Haven’t come across that one. I suspect that’s how your own system / network / proxy / tool is interacting with things but don’t know. Someone might be able to help if you posted what tool / language / environment you were using, what calls to the API you were making and details of the response. Don’t post your own API key though! e.g.
Using curl from the command line on our production server and our ‘live’ key we request to get the company profile as follows: curl -u OUR_API_KEY: ‘https://api.company-information.service.gov.uk/company/NF004299’ and get no body. Looking at the header we send / response we get back with curl -v -u OUR_API_KEY: ‘https://api.company-information.service.gov.uk/company/NF004299’ we get a 407 …

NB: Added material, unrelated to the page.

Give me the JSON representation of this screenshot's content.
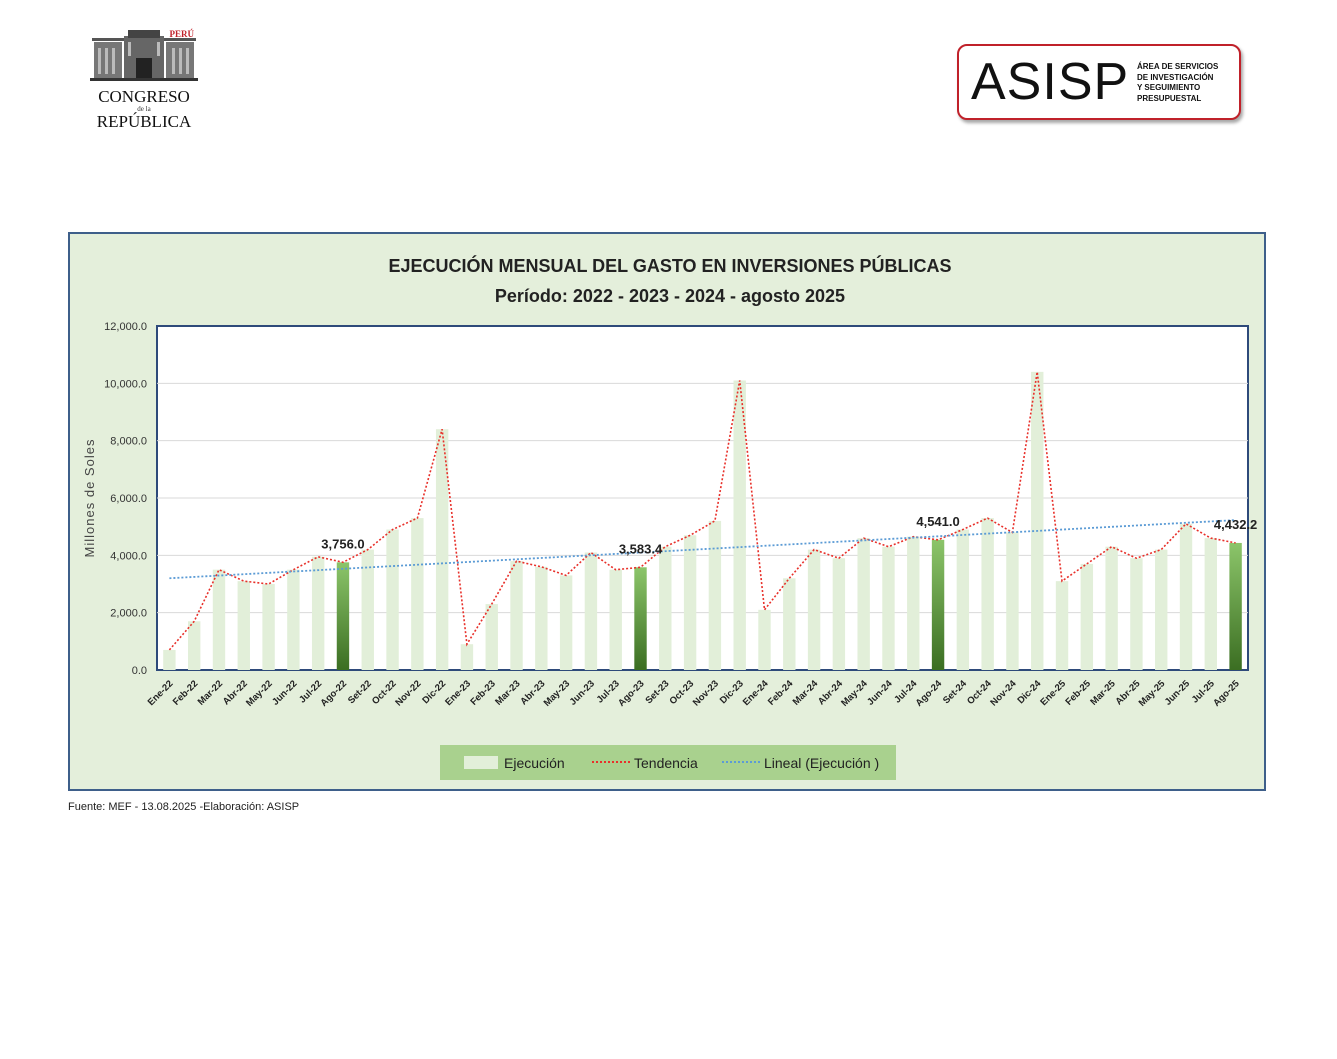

(I always recommend playing around with something really simple and interactive like curl to eliminate basic issues like incorrect API key / proxy issues / details of the language or tool you’re wanting to use etc.)
Initially, like the XML Gateway and WebCHeck I think all filings were in PDF format only **. There are occasional older filings where no image is available at all. However if there is something I think there’s always a PDF version. Some financial filings may be available also in XBRL as mentioned. The documentation here:
https://developer-specs.company-information.service.gov.uk/document-api/resources/documentmetadata?v=latest
… says "Available content types are application/pdf
, application/json
, application/xml
, application/xhtml+xml
and text/csv
"
We’ve not yet encountered a CSV but haven’t specifically been looking for these!
I’m not aware that there’s any way of knowing in advance what will be available from the API - you get what you find. You might be able to decide where these will be available by reference to the bulk accounts data (links in my first post above) but I don’t know and that’s not something we’ve ever looked at.
** Note that the PDFs all appear to be raster images. It’s possible that newer ones (which appear to be computer-generated rather than scanned paper copies) have text data within them. However the last time I checked (years ago) they seemed to be raster. So you’d likely have to OCR if you wanted to scrape text.